Actually baptizō could refer to dyeing your hair. In fact, there was a group in Asia Minor who dyed their hair purple; and they belonged to a baptizō group. But here in Romans 6:3 Paul is speaking about identification with Jesus Christ. We were baptized or identified into His death. In 1 Corinthians 12:13 Paul says, “For by one Spirit are we all baptized into one body...” We are identified in the death of Christ, as Paul will explain in the next verse.
“We are buried with him by baptism [identification] into [His] death.” Frankly, I think that immersion is a more accurate type of this identification. I think the Spirit’s baptism is the real baptism. Water is the ritual baptism, but I do think that immersion sets forth the great spiritual truth that is here. This is the reason a child of God should be baptized in water in our day. It is a testimony that he is joined to the living Christ. That is all important.

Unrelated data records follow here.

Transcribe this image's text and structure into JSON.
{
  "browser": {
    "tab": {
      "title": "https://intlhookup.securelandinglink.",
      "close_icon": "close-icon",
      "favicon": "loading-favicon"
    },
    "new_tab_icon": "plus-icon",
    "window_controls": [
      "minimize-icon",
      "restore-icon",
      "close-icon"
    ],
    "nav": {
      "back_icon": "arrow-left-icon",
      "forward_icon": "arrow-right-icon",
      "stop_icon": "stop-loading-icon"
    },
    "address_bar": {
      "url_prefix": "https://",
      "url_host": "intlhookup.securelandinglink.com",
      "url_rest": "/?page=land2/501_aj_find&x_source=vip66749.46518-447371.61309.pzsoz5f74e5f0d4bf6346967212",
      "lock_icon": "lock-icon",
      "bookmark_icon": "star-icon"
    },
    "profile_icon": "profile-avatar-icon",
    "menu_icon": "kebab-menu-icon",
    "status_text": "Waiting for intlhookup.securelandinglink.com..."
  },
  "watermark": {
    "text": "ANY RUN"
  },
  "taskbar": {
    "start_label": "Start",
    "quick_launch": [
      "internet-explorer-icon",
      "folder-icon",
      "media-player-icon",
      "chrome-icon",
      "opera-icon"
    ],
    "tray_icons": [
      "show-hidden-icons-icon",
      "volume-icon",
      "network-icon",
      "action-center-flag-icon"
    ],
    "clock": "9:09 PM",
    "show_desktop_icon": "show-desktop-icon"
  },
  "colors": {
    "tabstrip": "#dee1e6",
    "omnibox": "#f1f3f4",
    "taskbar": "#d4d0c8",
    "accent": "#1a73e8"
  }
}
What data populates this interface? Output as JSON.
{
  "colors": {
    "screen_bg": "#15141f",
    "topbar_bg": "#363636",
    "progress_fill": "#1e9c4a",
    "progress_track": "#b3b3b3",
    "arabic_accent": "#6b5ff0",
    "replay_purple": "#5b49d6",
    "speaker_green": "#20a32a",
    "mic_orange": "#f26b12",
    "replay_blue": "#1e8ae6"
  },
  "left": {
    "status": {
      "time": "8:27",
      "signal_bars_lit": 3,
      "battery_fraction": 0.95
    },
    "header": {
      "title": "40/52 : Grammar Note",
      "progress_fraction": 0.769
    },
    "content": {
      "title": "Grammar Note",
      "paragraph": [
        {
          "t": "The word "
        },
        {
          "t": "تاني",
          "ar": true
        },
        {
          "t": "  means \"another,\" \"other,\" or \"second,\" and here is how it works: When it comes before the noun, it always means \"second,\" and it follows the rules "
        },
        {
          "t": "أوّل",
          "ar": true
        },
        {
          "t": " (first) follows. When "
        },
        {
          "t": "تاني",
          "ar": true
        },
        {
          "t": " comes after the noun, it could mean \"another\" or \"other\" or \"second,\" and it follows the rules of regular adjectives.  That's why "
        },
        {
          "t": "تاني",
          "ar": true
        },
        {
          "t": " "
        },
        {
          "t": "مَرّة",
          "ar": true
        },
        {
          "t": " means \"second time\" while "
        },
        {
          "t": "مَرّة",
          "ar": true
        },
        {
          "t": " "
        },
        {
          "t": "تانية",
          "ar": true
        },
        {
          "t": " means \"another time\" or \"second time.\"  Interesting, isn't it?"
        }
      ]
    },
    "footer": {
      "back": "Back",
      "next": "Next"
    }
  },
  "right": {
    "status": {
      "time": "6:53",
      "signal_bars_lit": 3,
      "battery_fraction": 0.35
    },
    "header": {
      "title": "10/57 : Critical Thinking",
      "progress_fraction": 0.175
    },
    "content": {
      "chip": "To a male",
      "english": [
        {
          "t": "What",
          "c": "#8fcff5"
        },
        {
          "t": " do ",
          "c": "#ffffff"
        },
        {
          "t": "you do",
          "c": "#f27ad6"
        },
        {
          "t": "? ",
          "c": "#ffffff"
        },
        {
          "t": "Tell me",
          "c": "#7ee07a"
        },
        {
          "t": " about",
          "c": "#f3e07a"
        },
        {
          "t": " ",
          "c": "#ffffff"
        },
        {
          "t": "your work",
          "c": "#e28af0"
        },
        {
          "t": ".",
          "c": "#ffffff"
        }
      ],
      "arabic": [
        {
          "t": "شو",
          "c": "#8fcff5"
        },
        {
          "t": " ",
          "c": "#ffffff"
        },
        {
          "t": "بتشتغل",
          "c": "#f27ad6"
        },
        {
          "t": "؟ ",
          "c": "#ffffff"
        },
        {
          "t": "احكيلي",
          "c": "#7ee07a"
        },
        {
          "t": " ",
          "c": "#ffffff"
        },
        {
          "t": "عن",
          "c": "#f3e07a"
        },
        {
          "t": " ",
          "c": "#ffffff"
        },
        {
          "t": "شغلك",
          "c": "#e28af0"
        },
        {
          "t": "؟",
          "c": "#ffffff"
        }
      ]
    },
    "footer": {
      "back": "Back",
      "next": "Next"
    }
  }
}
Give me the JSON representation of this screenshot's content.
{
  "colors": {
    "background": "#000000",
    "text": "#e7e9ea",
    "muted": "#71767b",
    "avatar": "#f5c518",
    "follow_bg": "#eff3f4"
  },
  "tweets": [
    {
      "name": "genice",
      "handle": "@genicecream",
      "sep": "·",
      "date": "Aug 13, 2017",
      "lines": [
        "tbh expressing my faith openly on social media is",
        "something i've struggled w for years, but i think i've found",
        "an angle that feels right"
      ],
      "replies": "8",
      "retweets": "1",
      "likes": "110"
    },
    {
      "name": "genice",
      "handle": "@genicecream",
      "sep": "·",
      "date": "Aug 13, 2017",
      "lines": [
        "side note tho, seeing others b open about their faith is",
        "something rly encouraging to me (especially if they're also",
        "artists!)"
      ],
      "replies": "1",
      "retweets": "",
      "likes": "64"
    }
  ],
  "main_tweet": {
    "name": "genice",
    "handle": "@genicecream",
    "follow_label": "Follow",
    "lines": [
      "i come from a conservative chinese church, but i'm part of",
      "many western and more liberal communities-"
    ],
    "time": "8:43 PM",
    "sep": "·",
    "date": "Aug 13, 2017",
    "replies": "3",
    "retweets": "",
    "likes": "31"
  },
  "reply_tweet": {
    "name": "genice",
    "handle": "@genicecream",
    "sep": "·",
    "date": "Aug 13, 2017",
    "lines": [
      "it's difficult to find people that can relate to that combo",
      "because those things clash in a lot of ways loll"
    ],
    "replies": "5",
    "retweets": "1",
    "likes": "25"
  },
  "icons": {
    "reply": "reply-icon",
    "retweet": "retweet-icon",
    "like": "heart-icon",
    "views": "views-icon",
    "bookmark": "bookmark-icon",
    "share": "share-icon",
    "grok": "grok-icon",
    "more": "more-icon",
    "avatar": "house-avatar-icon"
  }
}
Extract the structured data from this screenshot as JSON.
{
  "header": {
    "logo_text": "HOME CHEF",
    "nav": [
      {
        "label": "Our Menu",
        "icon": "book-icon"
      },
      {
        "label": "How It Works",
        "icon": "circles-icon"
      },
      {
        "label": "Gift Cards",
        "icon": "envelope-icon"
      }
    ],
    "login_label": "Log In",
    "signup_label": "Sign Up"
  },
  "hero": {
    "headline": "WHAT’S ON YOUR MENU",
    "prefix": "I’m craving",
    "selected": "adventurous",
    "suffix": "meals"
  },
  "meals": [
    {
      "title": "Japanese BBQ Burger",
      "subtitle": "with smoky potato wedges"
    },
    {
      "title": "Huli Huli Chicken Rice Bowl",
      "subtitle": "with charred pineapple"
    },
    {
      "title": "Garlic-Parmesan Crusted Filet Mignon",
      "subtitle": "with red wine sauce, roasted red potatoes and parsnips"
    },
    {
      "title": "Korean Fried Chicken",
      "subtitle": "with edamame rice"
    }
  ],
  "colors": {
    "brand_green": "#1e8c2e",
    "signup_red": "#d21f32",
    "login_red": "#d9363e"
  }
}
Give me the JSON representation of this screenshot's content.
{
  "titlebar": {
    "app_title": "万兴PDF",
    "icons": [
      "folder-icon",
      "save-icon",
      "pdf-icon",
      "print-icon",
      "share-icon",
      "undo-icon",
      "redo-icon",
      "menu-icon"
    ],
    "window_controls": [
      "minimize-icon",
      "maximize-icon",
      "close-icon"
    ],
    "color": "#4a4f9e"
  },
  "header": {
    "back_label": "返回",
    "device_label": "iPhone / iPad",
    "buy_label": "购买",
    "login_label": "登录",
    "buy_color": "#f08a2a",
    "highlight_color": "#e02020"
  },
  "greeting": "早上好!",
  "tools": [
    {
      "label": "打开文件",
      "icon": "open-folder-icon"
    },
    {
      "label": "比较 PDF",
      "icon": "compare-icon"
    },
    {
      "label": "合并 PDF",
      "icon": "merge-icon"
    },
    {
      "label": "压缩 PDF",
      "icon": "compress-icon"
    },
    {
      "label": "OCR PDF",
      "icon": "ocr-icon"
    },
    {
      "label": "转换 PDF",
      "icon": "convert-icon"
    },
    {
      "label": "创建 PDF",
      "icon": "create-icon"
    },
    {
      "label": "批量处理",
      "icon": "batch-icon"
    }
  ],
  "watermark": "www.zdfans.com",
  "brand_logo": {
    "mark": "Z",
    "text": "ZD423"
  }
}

When Paul says your “old man” is crucified with Him, he doesn’t mean your father; he means your old nature is crucified with Him. “That the body of sin might be destroyed”—the word destroyed is katargeo, meaning “to make of none effect, to be paralyzed or canceled or nullified”—“that henceforth we should not serve sin.” Paul is not saying that the old nature is eradicated. He is saying that since the old man was crucified, the body of sin has been put out of business, so that from now on we should not be in bondage to sin.
We have seen that sanctification is positional. That means we are to know something. We are to know God’s method of making a sinner the kind of person He wants him to be. While justification merely declared him righteous, removed the guilt of sin, it did not change him in his life. It gave him a new nature.
Now he is to know that he was buried with Christ and raised with Him. God wants him to live in the power of the Holy Spirit. The believer is joined to the living Christ. He is to reckon on that fact; he is to count on it. He is to consider it as true. You see, God saved us by faith, and we are to live by faith. Many of us have trusted Him for salvation, but are we trusting Him in our daily living? We are to live by faith.
And I'm going to leave you on that note...Trust Him in our daily living!